I had a very close friend who got me drunk, then groped me and humped my ass after I pushed him off me, and I was so terrified that I just laid there until he fell asleep. He passed it off as his being drunk, and when I did not prove as pliable to him in the future, he sent me a massive text about how I'm a whore who manipulates men and he wasn't going to come grovelling back at my feet. He still pretends we're friends even though I've explicitly told people we aren't.
I once dated a friend who was the sweetest, most mindful guy I've ever spoken to. He raped me the second time we had sex, because I told him no, and he laughed and did it anyway. He was shocked I hit him and locked myself in the bathroom. And when I came out, he guilted and shamed me for my reaction, and forced me to stay for the rest of the weekend and fucked me until I was so raw, I bled.
I went on a couple dates with a guy I used to work with, and the relationship somehow wound up being pure sex. Which was fine, except I never enjoyed myself. I'd show him how to get me off and he'd laugh and make out like I was doing it wrong and revert back to doing it in ways that hurt me. I gained custody of my sibling, and he vanished out of my life for nearly three years because he's not okay with dating single moms, which is absolutely his right. Except he just showed back up now that my sibling is eighteen trying to style us as a romantic relationship and as being in an established D/s relationship. After years! He was just waiting until I had less responsibilities.

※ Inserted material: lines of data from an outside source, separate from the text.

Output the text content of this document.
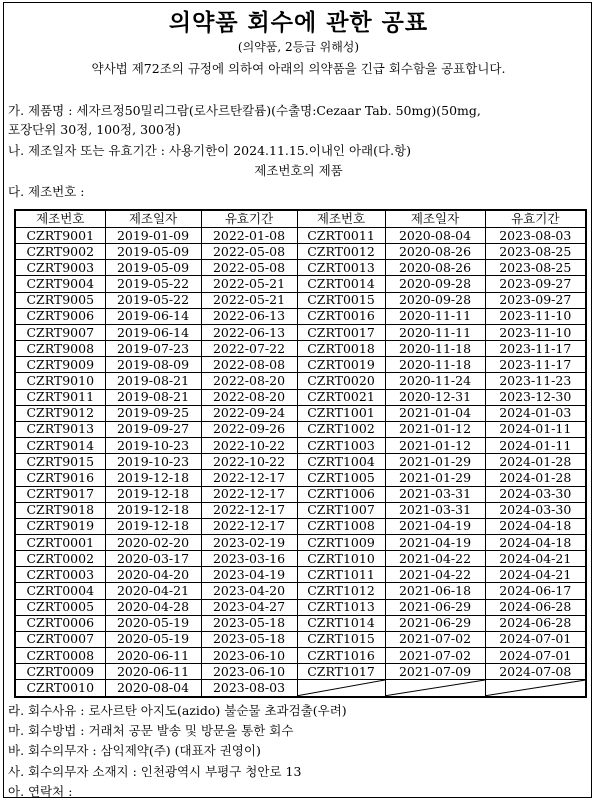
의약품 회수에 관한 공표
(의약품, 2등급 위해성)
약사법 제72조의 규정에 의하여 아래의 의약품을 긴급 회수함을 공표합니다.
가. 제품명 : 세자르정50밀리그람(로사르탄칼륨)(수출명:Cezaar Tab. 50mg)(50mg,
포장단위 30정, 100정, 300정)
나. 제조일자 또는 유효기간 : 사용기한이 2024.11.15.이내인 아래(다.항)
제조번호의 제품
다. 제조번호 :
제조번호	제조일자	유효기간	제조번호	제조일자	유효기간
CZRT9001	2019-01-09	2022-01-08	CZRT0011	2020-08-04	2023-08-03
CZRT9002	2019-05-09	2022-05-08	CZRT0012	2020-08-26	2023-08-25
CZRT9003	2019-05-09	2022-05-08	CZRT0013	2020-08-26	2023-08-25
CZRT9004	2019-05-22	2022-05-21	CZRT0014	2020-09-28	2023-09-27
CZRT9005	2019-05-22	2022-05-21	CZRT0015	2020-09-28	2023-09-27
CZRT9006	2019-06-14	2022-06-13	CZRT0016	2020-11-11	2023-11-10
CZRT9007	2019-06-14	2022-06-13	CZRT0017	2020-11-11	2023-11-10
CZRT9008	2019-07-23	2022-07-22	CZRT0018	2020-11-18	2023-11-17
CZRT9009	2019-08-09	2022-08-08	CZRT0019	2020-11-18	2023-11-17
CZRT9010	2019-08-21	2022-08-20	CZRT0020	2020-11-24	2023-11-23
CZRT9011	2019-08-21	2022-08-20	CZRT0021	2020-12-31	2023-12-30
CZRT9012	2019-09-25	2022-09-24	CZRT1001	2021-01-04	2024-01-03
CZRT9013	2019-09-27	2022-09-26	CZRT1002	2021-01-12	2024-01-11
CZRT9014	2019-10-23	2022-10-22	CZRT1003	2021-01-12	2024-01-11
CZRT9015	2019-10-23	2022-10-22	CZRT1004	2021-01-29	2024-01-28
CZRT9016	2019-12-18	2022-12-17	CZRT1005	2021-01-29	2024-01-28
CZRT9017	2019-12-18	2022-12-17	CZRT1006	2021-03-31	2024-03-30
CZRT9018	2019-12-18	2022-12-17	CZRT1007	2021-03-31	2024-03-30
CZRT9019	2019-12-18	2022-12-17	CZRT1008	2021-04-19	2024-04-18
CZRT0001	2020-02-20	2023-02-19	CZRT1009	2021-04-19	2024-04-18
CZRT0002	2020-03-17	2023-03-16	CZRT1010	2021-04-22	2024-04-21
CZRT0003	2020-04-20	2023-04-19	CZRT1011	2021-04-22	2024-04-21
CZRT0004	2020-04-21	2023-04-20	CZRT1012	2021-06-18	2024-06-17
CZRT0005	2020-04-28	2023-04-27	CZRT1013	2021-06-29	2024-06-28
CZRT0006	2020-05-19	2023-05-18	CZRT1014	2021-06-29	2024-06-28
CZRT0007	2020-05-19	2023-05-18	CZRT1015	2021-07-02	2024-07-01
CZRT0008	2020-06-11	2023-06-10	CZRT1016	2021-07-02	2024-07-01
CZRT0009	2020-06-11	2023-06-10	CZRT1017	2021-07-09	2024-07-08
CZRT0010	2020-08-04	2023-08-03	

라. 회수사유 : 로사르탄 아지도(azido) 불순물 초과검출(우려)
마. 회수방법 : 거래처 공문 발송 및 방문을 통한 회수
바. 회수의무자 : 삼익제약(주) (대표자 권영이)
사. 회수의무자 소재지 : 인천광역시 부평구 청안로 13
아. 연락처 :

I dated a guy who was absolutely great until he realized how many of my friends are men, and he told me to choose between him and them, and acted very annoyed when I failed to choose him. It's sexy for a bi woman to have attractive female friends, see, but when it's attractive male friends, it's cheating to even know them.
I find it increasingly difficult to feel attracted to men. Every man I've slept with unless it was a one night stand with a stranger has felt he had some kind of influence over me. I can't be turned on by someone when I'm quietly dreading finding out how they'll decide to try to control me or use me. I feel lucky that I'm bisexual because it means I have options.
And again! This is not a small sample group! I'm a grade A slut! I've slept with men from many economic and social classes, of many ethnicities, from many countries, and had a variety of relationships with them. I don't believe this is something innate to men either. I'm pretty sure that that's just how they were raised and that not very many of them take the time to examine and break loose of those biases beyond the surface level.